Alf Bentley

Personal information
- Full name: Alfred Bentley
- Date of birth: 28 October 1931
- Date of death: 15 October 1996 (aged 64)
- Position: Goalkeeper

Senior career*
- Years: Team / Apps / (Gls)
- Snowdown Colliery Welfare
- 1955–1958: Coventry City
- 1958: Margate
- 1958–1962: Gillingham
- 1962–1963: Tunbridge Wells
- 1963–1966: Hastings United
- 1966–1967: Snowdown Colliery Welfare

Managerial career
- 1970–1975: Canterbury City
- 1975–1976: Ramsgate
- 1976–1980: Dover
- 1980–1984: Folkestone
- 1983–1985: Canterbury City
- 1987–1988: Canterbury City (caretaker)
- 1990: Folkestone
- 1991–1992: Canterbury City
- 1992–1993: Snowdown Colliery Welfare

= Alf Bentley (footballer, born 1931) =

English footballer

Alfred Bentley (28 October 1931 – 15 October 1996) was an English professional association football goalkeeper.

== Playing career ==
He started his career with Snowdown Colliery Welfare before moving into the Football League with Coventry City in 1955–56. After a spell with Margate he returned to league football in 1958 with Gillingham, making 42 appearances in the Football League.

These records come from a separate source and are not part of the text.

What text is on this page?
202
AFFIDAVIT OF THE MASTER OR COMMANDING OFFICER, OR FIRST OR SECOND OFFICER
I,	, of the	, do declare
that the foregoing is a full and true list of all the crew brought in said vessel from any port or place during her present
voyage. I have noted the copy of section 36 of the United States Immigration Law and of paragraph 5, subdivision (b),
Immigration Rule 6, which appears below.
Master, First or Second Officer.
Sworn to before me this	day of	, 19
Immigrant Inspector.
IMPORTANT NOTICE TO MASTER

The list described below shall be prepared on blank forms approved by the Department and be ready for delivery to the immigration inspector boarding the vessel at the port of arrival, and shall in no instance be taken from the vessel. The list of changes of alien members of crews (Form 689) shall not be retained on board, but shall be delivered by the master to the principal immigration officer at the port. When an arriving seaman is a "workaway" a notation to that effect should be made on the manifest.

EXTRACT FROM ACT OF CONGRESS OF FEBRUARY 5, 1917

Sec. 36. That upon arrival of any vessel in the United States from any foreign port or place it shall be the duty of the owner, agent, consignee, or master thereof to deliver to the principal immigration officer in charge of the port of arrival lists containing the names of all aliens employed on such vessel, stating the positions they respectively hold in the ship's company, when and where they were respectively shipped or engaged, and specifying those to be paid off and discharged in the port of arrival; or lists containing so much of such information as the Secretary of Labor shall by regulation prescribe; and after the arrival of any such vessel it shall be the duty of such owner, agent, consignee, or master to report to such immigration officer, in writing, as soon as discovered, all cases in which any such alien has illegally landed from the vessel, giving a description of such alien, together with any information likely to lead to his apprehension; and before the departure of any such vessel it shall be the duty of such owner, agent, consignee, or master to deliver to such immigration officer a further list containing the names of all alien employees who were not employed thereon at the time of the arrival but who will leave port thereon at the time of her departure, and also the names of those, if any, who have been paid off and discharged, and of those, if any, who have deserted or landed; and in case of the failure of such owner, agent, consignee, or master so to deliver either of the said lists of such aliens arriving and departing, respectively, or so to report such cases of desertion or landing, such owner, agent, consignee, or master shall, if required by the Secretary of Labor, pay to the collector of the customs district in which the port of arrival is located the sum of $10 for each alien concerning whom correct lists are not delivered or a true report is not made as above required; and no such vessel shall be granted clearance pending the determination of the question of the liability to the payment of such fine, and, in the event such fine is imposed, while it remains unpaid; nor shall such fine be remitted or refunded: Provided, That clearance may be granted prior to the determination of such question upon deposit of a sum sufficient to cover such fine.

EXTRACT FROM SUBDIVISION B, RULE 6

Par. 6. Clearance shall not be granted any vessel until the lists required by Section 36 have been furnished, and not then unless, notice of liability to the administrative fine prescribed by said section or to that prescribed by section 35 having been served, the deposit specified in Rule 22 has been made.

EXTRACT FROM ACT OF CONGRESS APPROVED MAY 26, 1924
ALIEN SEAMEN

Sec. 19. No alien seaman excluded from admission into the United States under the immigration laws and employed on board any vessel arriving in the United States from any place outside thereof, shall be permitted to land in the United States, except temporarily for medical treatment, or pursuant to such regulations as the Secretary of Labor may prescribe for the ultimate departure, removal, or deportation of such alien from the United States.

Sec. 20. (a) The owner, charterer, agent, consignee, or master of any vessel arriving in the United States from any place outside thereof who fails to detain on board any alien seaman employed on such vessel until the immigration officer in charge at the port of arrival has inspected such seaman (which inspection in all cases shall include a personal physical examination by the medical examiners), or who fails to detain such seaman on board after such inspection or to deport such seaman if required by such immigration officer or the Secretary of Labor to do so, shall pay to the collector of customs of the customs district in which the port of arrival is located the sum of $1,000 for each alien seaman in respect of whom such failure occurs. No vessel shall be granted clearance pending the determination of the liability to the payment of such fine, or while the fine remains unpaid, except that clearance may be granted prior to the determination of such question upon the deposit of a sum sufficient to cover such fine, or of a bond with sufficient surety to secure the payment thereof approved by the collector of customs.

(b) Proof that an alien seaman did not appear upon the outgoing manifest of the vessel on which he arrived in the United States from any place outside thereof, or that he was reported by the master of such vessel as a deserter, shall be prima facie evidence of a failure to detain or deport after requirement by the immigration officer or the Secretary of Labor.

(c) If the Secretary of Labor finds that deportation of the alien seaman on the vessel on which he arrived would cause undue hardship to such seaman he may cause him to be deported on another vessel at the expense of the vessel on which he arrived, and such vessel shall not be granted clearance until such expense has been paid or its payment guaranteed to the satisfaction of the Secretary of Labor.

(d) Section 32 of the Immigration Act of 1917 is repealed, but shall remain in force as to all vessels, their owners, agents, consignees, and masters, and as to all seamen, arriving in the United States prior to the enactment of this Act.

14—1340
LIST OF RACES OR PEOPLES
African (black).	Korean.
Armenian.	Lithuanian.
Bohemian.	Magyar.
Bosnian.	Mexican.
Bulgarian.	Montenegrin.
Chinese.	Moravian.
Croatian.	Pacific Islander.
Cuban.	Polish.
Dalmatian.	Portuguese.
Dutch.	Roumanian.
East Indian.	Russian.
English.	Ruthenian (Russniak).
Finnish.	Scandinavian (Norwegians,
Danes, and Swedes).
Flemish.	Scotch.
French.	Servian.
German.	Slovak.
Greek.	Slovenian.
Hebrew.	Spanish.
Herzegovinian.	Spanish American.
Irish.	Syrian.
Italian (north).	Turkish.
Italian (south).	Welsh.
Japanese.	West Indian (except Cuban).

In 1962 he joined Tunbridge Wells United before going on to Hastings United, finishing his playing career back at Snowdown in the 1966–67 season.

== Management career ==
After retiring from playing Bentley had managerial spells with Canterbury City (1970–1975), Ramsgate (1975–76), Dover (1976–1980) and Folkestone (1980–1984). Bentley then returned to Canterbury City as manager-director towards the end of the 1983–84 season, he remained there until the end of the 1984–85 season before being replaced by Carl Gilbert.

During the 1987–88 season he had another spell at Canterbury City as caretaker manager. He then went back to Folkestone as manager in the summer of 1990, before resigning at the end of September 1990.

Bentley returned to Canterbury City for the start of the 1991–92 season, although he was sacked in January 1992.

He returned to his old club, Snowdown Colliery Welfare, for the start of the 1992–93 season. He was part of a three-man management team, working with Roy Hare and Alan Jones. He would become Snowdown Colliery Welfare's chairman for the 1993–94 season.

== Personal life ==
Bentley ran the Red Lion public house in Dover from 1982 to 1987 and again during 1992. He died in 1996, shortly before his 65th birthday.